Quote latte, lavoro per i giovani, licenziamenti, tasse, Imu, Iva, casta, politici, legge elettorale, Europa ladra. Gli slogan sono diversi così come sono diverse le persone che sfilano a Milano, come a Roma o a Bari. Qualcuno tenta di mettere ordine e dice: «Dobbiamo chiedere una sola cosa: la caduta del governo Letta». Ma non ci riesce. C’è la mamma che è scesa in piazza perché la figlia è disoccupata e le basterebbe solo un posto di lavoro per vederla felice; ci sono gli studenti universitari che non «vedono un futuro»; chi ha un lavoro e non ha alcun problema economico ma è «qui perché domani potrei essere anch’io in difficoltà». Ognuno rappresenta se stesso e nessuno li rappresenta. Molti sono elettori di sinistra disillusi, in tanti hanno smesso di votare da un po’. Sono «categorie rimaste ai margini. Non esistono canali di rappresentanza per questo tipo di disagio, non lo sono i partiti, i sindacati, né le associazioni di categoria», commenta Magatti.

Ma proprio per questi motivi il pericolo che il movimento del #9dicembre possa essere cavalcato da una certa destra populista e reazionaria esiste. «Il sistema politico italiano in questo momento si sta trasformando», spiega Magatti, «le ultime vicende del centrodestra e la vittoria di Matteo Renzi alle primarie accelerano questo processo. Siamo davanti alla evaporazione della vecchia sinistra che un tempo canalizzava le istanze di disagio. Renzi e la sua segreteria sono la rappresentazione di un certo ceto sociale. Alle primarie la sinistra è stata seppellita, anche se già da tempo il Pd si avvicinava al centro. I ceti popolari, se la sinistra è “scoperta”, come spesso è accaduto nella storia vengono cavalcati dalla destra populista. Non a caso movimenti come Forza Nuova e Casa Pound partecipano ai cortei in maniera preoccupante. Ma è quello che stanno facendo anche Grillo e Silvio Berlusconi, che si radicalizzano in posizioni antisistemiche e puntano a un disegno politico. Per fortuna ciascuno per conto suo. I manifestanti scendono in piazza senza dare una connotazione politica, mentre è la politica che vuole dare loro etichette politiche. Anche se la protesta nasce dal disagio e non è di destra di per sé».

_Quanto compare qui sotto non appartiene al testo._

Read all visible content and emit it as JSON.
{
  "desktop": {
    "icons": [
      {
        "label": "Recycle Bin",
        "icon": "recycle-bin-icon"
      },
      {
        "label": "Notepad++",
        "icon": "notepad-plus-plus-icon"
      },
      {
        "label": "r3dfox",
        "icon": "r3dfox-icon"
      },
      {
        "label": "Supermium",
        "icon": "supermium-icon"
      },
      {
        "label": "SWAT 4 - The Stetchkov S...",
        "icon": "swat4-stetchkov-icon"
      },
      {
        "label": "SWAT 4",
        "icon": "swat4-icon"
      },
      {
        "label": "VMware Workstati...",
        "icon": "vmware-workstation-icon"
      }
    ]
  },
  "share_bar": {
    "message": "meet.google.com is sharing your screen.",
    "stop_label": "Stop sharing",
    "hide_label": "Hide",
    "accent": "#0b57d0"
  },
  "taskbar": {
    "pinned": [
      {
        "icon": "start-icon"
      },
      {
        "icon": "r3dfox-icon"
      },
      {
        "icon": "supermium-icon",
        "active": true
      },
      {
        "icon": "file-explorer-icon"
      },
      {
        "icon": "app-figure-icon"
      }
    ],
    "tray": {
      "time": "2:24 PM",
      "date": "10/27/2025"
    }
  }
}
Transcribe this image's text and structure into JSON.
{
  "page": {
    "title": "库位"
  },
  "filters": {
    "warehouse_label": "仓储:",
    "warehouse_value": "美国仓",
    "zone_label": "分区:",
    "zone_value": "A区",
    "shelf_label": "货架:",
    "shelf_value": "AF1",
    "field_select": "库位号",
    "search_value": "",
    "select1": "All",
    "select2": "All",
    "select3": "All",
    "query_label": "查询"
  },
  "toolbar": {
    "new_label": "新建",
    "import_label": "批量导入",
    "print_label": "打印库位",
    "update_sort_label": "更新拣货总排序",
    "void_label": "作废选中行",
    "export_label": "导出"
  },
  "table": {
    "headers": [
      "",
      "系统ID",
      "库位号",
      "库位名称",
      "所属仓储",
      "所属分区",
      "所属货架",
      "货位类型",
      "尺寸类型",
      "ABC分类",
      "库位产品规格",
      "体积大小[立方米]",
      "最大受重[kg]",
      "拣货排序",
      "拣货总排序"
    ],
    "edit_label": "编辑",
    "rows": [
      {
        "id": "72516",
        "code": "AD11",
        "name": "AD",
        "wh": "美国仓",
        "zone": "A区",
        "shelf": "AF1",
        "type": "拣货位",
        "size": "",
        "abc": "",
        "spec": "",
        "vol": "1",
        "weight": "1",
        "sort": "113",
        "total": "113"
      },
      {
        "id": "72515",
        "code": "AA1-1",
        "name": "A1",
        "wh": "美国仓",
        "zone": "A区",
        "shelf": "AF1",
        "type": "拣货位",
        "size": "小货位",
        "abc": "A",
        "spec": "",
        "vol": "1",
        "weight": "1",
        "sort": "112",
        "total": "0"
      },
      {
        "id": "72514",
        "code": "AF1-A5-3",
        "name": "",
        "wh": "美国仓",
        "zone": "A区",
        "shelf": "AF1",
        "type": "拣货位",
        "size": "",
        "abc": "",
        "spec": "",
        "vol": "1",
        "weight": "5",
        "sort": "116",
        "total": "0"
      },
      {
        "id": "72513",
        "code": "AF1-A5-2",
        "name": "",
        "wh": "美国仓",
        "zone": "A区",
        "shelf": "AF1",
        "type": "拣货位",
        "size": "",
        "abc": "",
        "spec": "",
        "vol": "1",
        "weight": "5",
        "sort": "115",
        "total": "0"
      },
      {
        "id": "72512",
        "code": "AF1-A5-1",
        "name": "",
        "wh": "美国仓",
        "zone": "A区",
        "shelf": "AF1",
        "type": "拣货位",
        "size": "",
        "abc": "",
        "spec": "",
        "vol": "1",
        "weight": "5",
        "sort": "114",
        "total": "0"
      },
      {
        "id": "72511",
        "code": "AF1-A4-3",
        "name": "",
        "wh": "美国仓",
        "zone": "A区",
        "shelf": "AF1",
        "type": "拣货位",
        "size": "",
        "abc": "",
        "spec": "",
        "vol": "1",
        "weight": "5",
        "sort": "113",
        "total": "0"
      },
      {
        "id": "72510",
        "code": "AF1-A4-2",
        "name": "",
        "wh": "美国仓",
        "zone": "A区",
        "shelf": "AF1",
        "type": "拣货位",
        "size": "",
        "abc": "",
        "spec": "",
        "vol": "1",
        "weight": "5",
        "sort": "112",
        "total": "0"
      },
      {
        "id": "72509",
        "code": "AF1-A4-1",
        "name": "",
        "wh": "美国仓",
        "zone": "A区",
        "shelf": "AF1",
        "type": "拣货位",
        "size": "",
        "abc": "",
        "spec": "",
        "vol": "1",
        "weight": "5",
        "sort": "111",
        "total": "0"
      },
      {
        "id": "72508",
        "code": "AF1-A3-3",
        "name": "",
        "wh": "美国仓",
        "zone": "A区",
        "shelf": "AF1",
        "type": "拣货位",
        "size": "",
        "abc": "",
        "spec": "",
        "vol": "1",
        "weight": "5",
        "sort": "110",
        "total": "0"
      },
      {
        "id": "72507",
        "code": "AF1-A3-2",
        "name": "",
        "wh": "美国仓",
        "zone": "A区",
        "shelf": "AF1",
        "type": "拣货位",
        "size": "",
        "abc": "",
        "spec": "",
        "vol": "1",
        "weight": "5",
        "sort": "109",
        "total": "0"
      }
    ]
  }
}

Un disagio che «una volta consumato il grasso di riserva, arriva vicino alla carne, comincia a mordere in profondità nella società». Ma in assenza di un conflitto sociale strutturato nei sindacati e nei partiti, «la protesta esplode in maniera disordinata». È accaduto negli ultimi anni nelle banlieue parigine o nelle periferie londinesi. «Dove c’è un serbatoio di disagio non vengono più usati i classici canali del conflitto sociale». Lo strumento di organizzazione restano Internet e i social network, che «consentono non di strutturare meccanismi di rappresentanza, ma semplicemente un riconoscimento reciproco che, insieme alla cassa di risonanza dei media, contribuisce ad aggregare le persone».

Non c’è la macchina dei partiti a guidarle, né l’organizzazione dello sciopero delle sigle sindacali. Basta un messaggio su Facebook e a parlare poi è la pancia. E proprio per questo «può anche nascere la violenza, come sta accadendo in alcuni casi», conclude Magatti. «È importante che chi si confronta con queste manifestazioni, che siano i cittadini o i poliziotti, mantenga sempre i nervi saldi».